We used to live in an ordinary house in Yorkshire, with ordinary things like mains electricity, hot water, a bathroom and a toilet.  We never gave them a thought, they were givens.  Well, we did sometimes give them a thought, particularly when the bills came and the standing charges for the electricity and the phone were always more than our usage.  Try as we might to save on electricity and phone calls, we could never get rid of that standing charge and it wrinkled.

Now we have our solar panels and our solitary battery.  It’s us and the sun.  Will we have electricity or won’t we?  I like that kind of simplicity, power or no power.  There are plenty of people around here who, like us, live with only solar power, but they mostly have bigger systems, ones which allow fridges, washing machines, vacuum cleaners and televisions.  No one would know that they weren’t on mains power unless there was a long period of grey skies and no sun.  However, we enjoy the simplicity of our basic model, sun or no sun, power or no power, even though people often tell us we should get another panel or a bigger battery.  We never feel tempted, our small set up feels right, we don’t have a washing machine, a fridge or a vacuum cleaner but we don’t want them.  Somehow it’s satisfying to be able to live just as we please, without too much of anything.  If we want to watch a film on the computer one evening, we can as long as it’s been sunny and we don’t want to have a light on too. I don’t think there’s anything wrong with that, it feels about right, the value of our electricity and what we can use it for.  We have found that our version of simple living means making decisions like this, sensible, small decisions based on how important something is.

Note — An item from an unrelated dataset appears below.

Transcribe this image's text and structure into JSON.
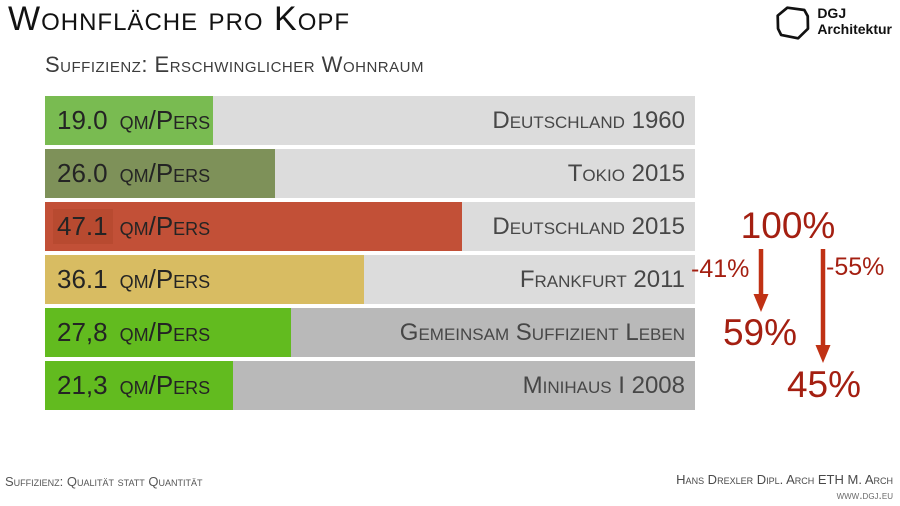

Thinking of the worth of things reminds me of how I suddenly felt the value of money when I didn’t have a salary arriving in my bank account every month.  I’d got used to it but I’d never really felt its worth.  I suppose because it was already spoken for in standing orders and other bills, just disappearing without ever actually being in my hands.  In our current life I might earn a few Euros teaching English but those Euros feel as if they have real value when I weigh them up against my week’s grocery bill.  There’s a certain satisfaction when things balance with each other, as if the value of each part is right.  Isn’t there some Dickensian quote about having sixpence and spending five pence h’penny and being happy?  I think he got that right but our thing isn’t just about living within our financial limit, it’s more to do with a certain type of frugality which really appeals.  I know that goes against the modern world’s flabby excess where more and more can never be the end, because more and more and more of anything can never satisfy, while more and more exists.  The thing that continues to interest me is just how little is enough.  How little money, how little electricity, how little a wardrobe or how little of anything really, is enough for us to survive and feel happy.

Strangely, I now realise that a lot of anything has never felt right to me.  Well, a lot of material things anyhow, because obviously a lot of time would be different.  Time is something we try our very best to get more of but there’s just one amount.  The skill is making it feel like more.  I know that our decision to live as we do was actually based on our wanting to be responsible for our own time, trying to value each bit of it; seconds, minutes, hours, days, weeks, months, years.  We wanted to know that we had got as much as possible from it all.  Consciously trying not to waste any or use it unwisely by trading it for something which had no value.  We stumbled into it really while feeling depressed by boring jobs and feeling confined by our bills.  Suddenly we realised that by deciding to change how we lived we could be free of all that stuff.  We could decided what would be in our life and what wouldn’t, what was important and what wasn’t and what we would have to do without in order to have the things we wanted, all creative decision making.  I’m sure our life must seem like some kind of madness to many people but it makes complete sense to us.  We have our own rule of thumb or philosophy or whatever, which we arrived at by relying on our instincts rather than using anyone else’s set of rules and yes, much-ness or excess does have its place but only for measuring time and other exciting, creative endeavours and particularly our garden of plants and trees; important stuff like that.  Everything else is down to the minimum nowadays, including our electricity bill.